Latterly the Clay Cross company became known for its pipe castings, but it had owned collieries, quarries, foundries and even a large farm and a light railway out to its quarries at Ashover.
‘The Rocket’– number 36, Summer 1987 – shown here, celebrated the Clay Cross Company’s 150th anniversary. The front cover of this special edition is shown with an engraving taken from FS Williams’ 1876 book ‘The Midland Railway: its rise and progress’. It shows the Clay Cross Company in the ‘V’ of the railway lines. The right-hand line is to Derby, the left is the Erewash Valley line.
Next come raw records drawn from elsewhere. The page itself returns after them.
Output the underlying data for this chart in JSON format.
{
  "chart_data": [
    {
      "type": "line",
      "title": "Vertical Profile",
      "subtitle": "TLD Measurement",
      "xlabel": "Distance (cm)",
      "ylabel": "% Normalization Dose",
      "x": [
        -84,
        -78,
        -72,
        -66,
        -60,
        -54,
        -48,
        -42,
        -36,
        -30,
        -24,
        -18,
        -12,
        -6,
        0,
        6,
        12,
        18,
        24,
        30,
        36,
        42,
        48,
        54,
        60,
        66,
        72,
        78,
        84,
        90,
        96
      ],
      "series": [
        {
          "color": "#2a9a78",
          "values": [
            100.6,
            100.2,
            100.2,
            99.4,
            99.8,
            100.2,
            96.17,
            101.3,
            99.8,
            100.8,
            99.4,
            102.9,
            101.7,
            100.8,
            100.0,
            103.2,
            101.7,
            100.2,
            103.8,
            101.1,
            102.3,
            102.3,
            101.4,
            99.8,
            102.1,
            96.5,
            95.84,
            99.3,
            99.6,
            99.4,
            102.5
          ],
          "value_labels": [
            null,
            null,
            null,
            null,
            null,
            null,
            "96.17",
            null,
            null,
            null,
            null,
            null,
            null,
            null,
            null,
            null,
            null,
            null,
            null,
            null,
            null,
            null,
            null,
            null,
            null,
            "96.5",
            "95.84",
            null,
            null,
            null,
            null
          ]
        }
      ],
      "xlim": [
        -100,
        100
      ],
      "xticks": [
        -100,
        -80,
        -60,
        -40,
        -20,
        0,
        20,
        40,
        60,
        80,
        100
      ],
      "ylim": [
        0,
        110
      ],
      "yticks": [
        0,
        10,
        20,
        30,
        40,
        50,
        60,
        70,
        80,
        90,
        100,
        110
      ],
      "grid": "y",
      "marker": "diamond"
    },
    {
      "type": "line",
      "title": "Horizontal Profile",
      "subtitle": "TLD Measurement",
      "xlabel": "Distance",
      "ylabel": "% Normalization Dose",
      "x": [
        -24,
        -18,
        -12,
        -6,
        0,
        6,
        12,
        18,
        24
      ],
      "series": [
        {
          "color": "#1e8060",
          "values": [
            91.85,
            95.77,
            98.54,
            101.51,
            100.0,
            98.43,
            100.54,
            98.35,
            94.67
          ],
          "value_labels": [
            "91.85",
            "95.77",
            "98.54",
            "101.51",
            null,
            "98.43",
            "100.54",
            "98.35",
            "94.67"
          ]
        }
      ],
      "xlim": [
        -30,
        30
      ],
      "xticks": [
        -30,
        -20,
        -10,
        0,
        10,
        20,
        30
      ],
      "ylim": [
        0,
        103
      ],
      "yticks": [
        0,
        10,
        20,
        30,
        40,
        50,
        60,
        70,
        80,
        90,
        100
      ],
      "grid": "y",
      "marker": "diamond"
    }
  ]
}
For some years ‘The Rocket’ usually featured an article from RF Childs, who was the company estates manager. Our illustration of him is taken from issue 27, from late 1979. It shows him in the company’s ‘archive room’ which he had helped create in that year. Dick Childs retired in 1986. The company archive included Stephenson letters, minute books, photographs, plans and other records. The company archives are now split between the Derbyshire Record Office and the Institution of Mechanical Engineers.
The yellow covered edition featured here is number 35 (winter 1986) – the first to be fully produced under the Biwater group’s ownership. The front cover shows pipes for a contract in Malaya stocked within the works car park. It was taken by the works Technical Department’s Adrian Smith. For those who know the area North Wingfield parish church might just be discerned on the centre horizon.
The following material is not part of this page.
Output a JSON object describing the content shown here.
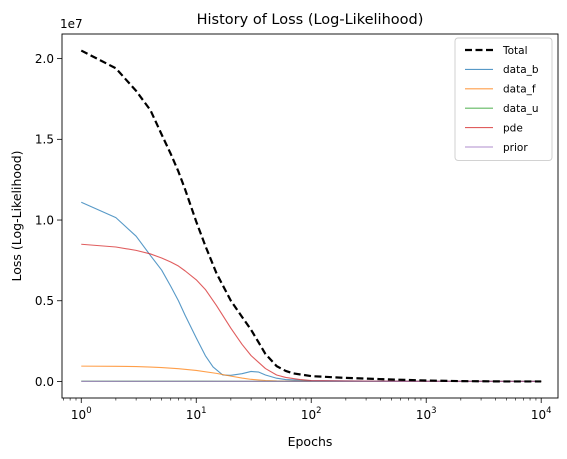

‘The Rocket’ was usually around 20 pages in length. Like many of its kind, it paints a picture of corporate life including newly opened production facilities, management changes and acquisitions. Sports and other social activities, along with marriages, retirements and deaths are also carried within its pages. Our final illustration is taken from issue number 8 of January 1968. It features some of those little snippets of information that we feel may be of interest to family historians. Note that Mr LV Clarke was retiring after 51½ years of service to the company!
Like Clay Cross works itself, ‘The Rocket’ is now a memory, but a tangible one. For as the works is regenerated and disappears copies of the magazine will survive in local studies libraries and perhaps become treasured family possessions.